4. Use body language to communicate openly
To convey you are comfortable and confident:
- Sit up tall with both feet on the floor, without being stiff.
- Relax your face, head, neck, and throat.
- Avoid dramatic gestures and facial expressions.
- When gesturing with your hands, show your palms to create a sense of openness.
- When not gesturing, rest your hands on your desk—don’t clench or fidget.
Also, when you’re talking, look at the camera to maintain “eye contact” with your viewers. Research shows eye contact not only increases connection and trust, which enhances professional relationships, but it also increases your viewer’s retention of what you are saying.3 Glancing away occasionally is fine—for example, when you are looking at someone else speaking—but constantly reading from notes on the screen or your desk isn’t okay.
5. Build trust with your voice
Research shows that video conferencing puts a higher cognitive demand on viewers and therefore can be stressful4—especially to those who aren’t practiced in it. Use your voice to put viewers at ease and increase your connection with them. Remember to:
- Use a friendly, relaxed tone.
- Express empathy, openness, and warmth.
- Speak at a rhythm that holds your viewers’ attention.
6. Be present
You wouldn’t multitask while having lunch with coworkers or clients if your goal was to create connection and build trust. A video conference is not the time to check your emails or do other work. Even if you aren’t leading the meeting, your professional reputation is at risk if it seems you’re not paying attention.
To help you stay present to your viewers, put your phone on silent and place it facedown on your desk. Also, close other windows on your computer desktop. Remember, the camera is on, and you are being seen at all times.
COVID-19 has turned our homes into virtual offices and conference rooms. The more effectively we can communicate verbally and non-verbally on camera, the more we can engender trust in our colleagues and customers. All we need to do is adjust our perspective and behaviors to embrace technology as a powerful environment.

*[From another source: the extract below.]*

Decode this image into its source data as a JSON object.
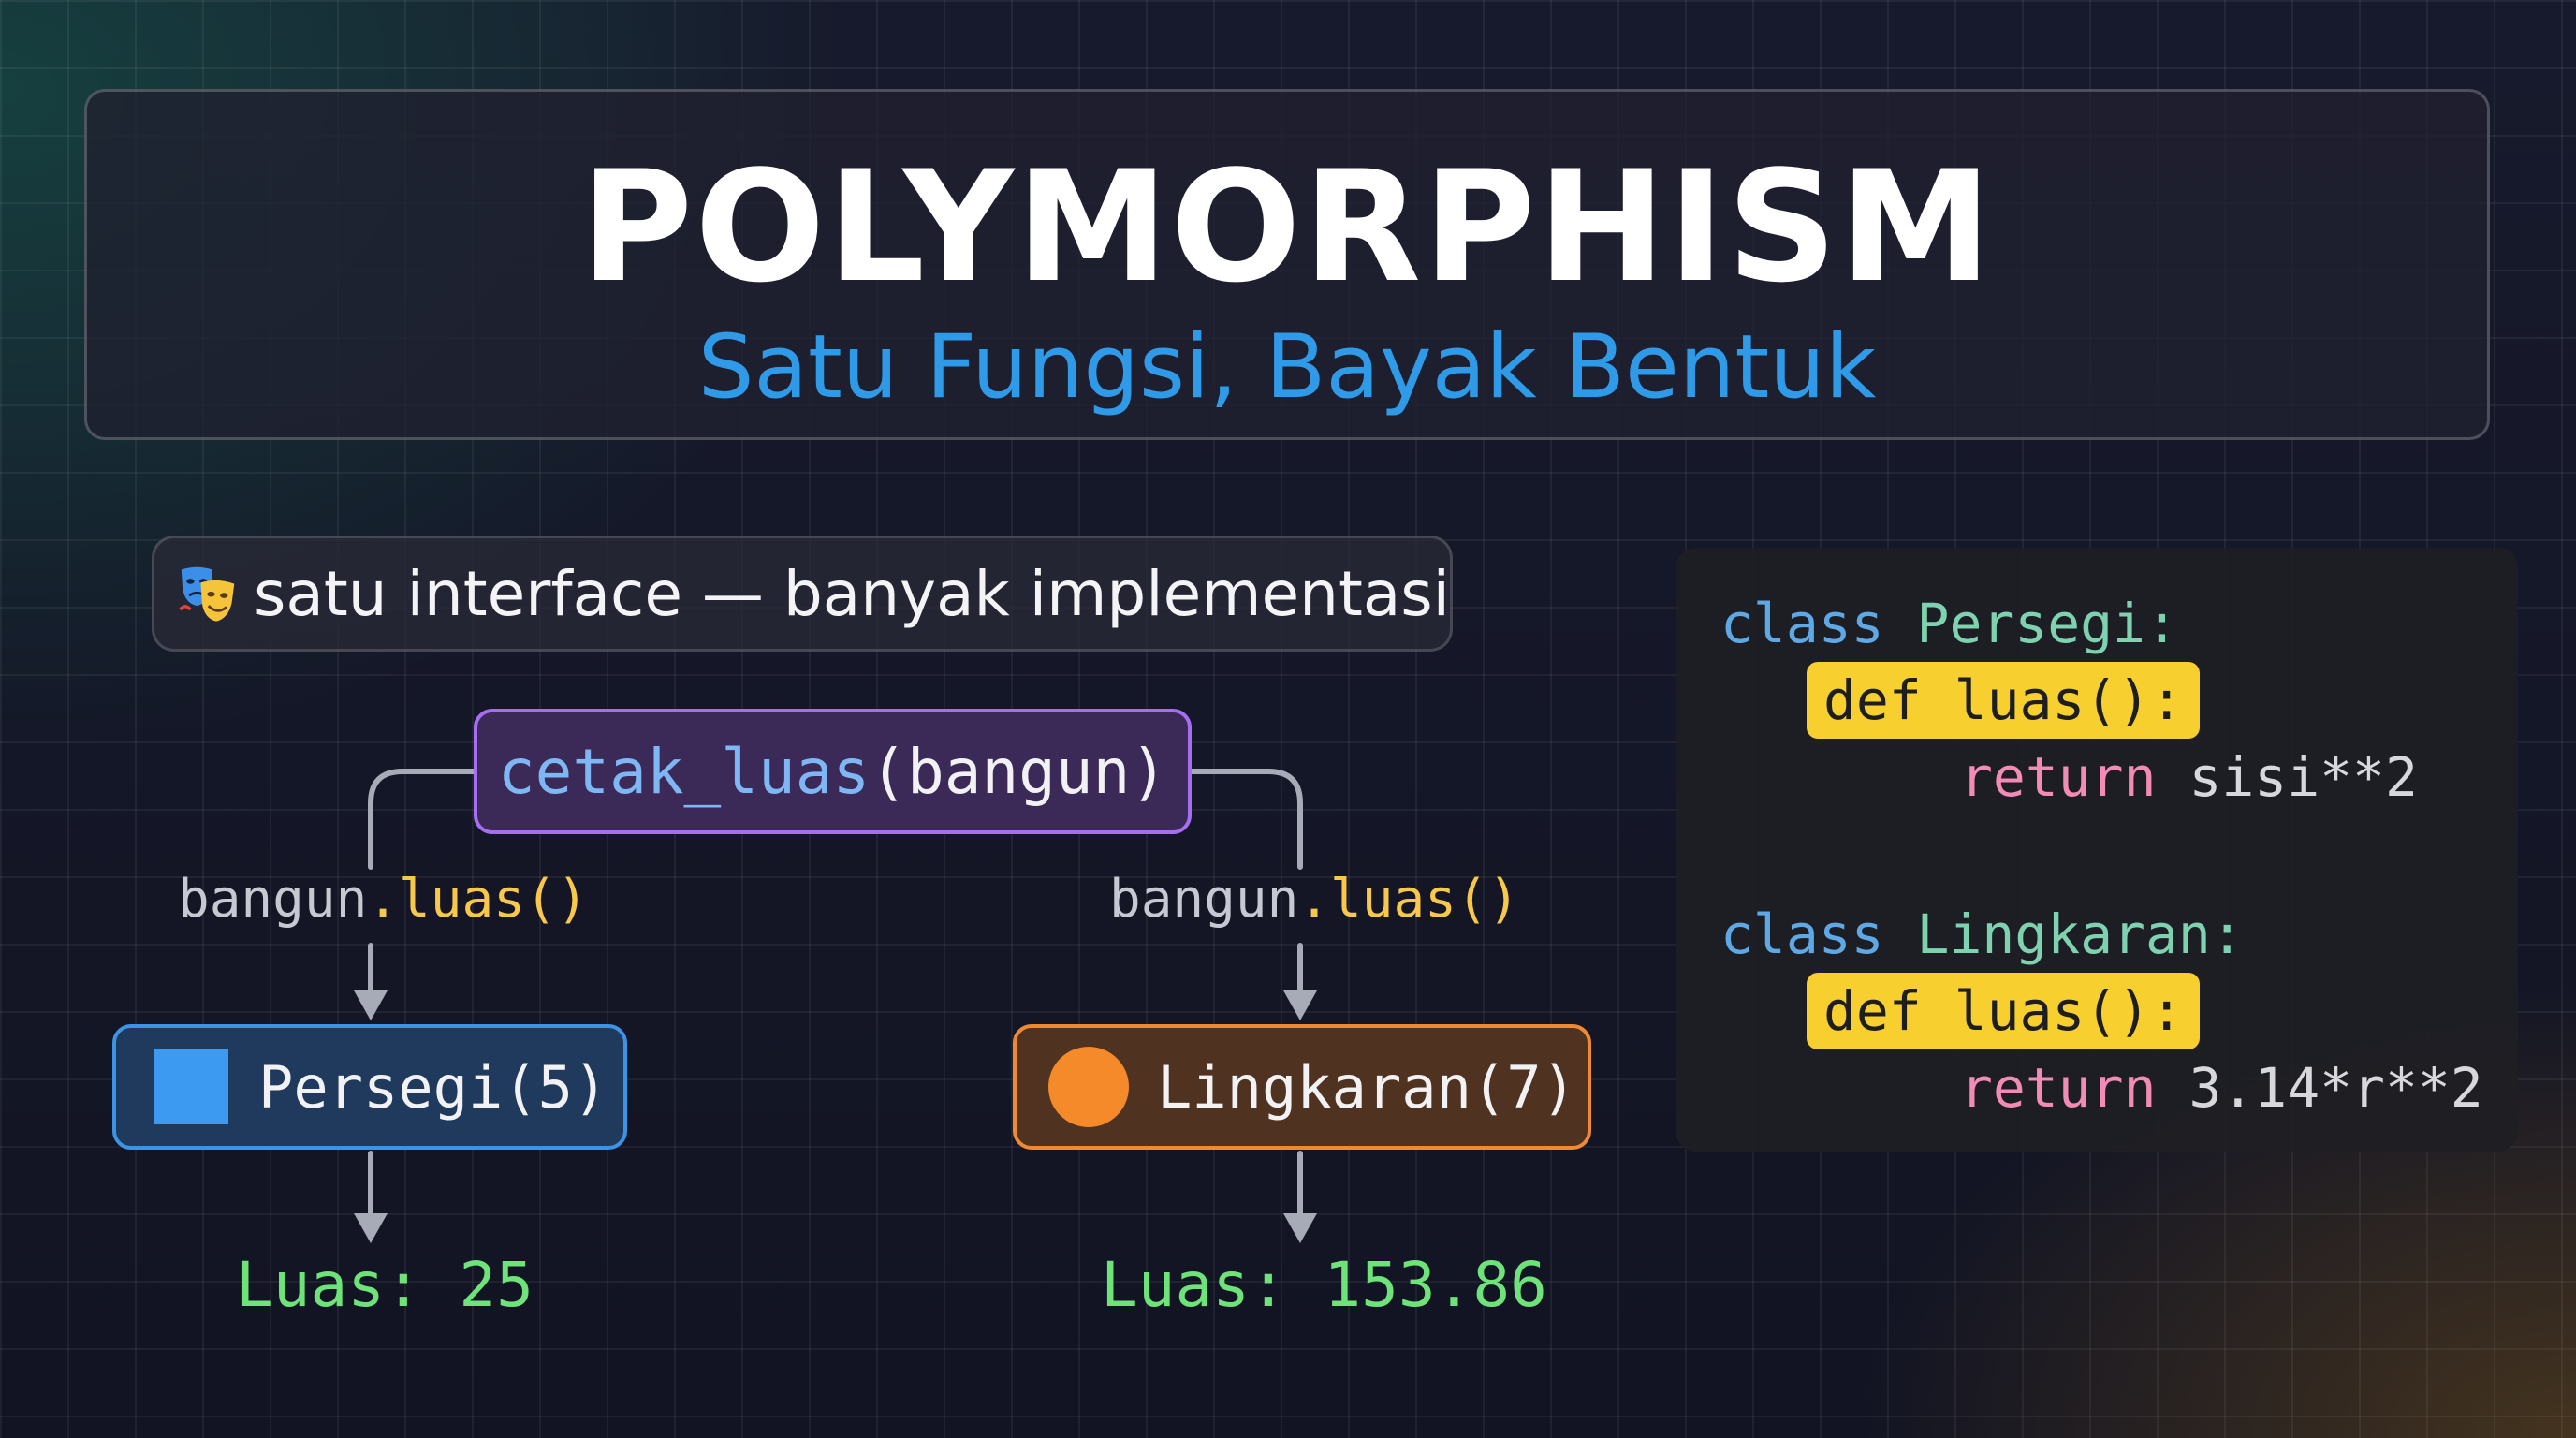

- Kamouri A, Lister K. Survey reveals 76% of global office workers want to continue working from home post-COVID-19. News release. Global Workplace Analytics. Published May 4, 2020. Accessed May 14, 2020. https://globalworkplaceanalytics.com/brags/news-releases
- Goman CK. Your body language on a videoconference. Forbes. May 30, 2014. Accessed May 15, 2020. https://www.forbes.com/sites/carolkinseygoman/2014/05/30/body-language-on-a-videoconference/#4232e6c8505e
- Dodds J. Eye contact: a primal force in business. The Startup. November 26, 2019. Accessed July 1, 2020. https://medium.com/swlh/eye-contact-a-primal-force-in-business-d15f4b86449f
- Ferran C, Watts S. Videoconferencing in the field: a heuristic processing model. Management Science, Vol. 54, No. 9. Published online September 1, 2008. Accessed July 1, 2020. https://pubsonline.informs.org/doi/abs/10.1287/mnsc.1080.0879
Hollace S. Masino is an instructional designer with a master’s degree in instructional technology and over 15 years of experience in training, education, and leadership. She has filled a broad range of roles, including facilitator, curriculum designer and developer, and director of training programs. Her areas of interest are motivational design, human performance improvement, and the higher stages of human development. At Encompass, Hollace plays an integral role within the Instructional Design team and has been instrumental in the creation and deployment of a variety of professional development and sales training courses.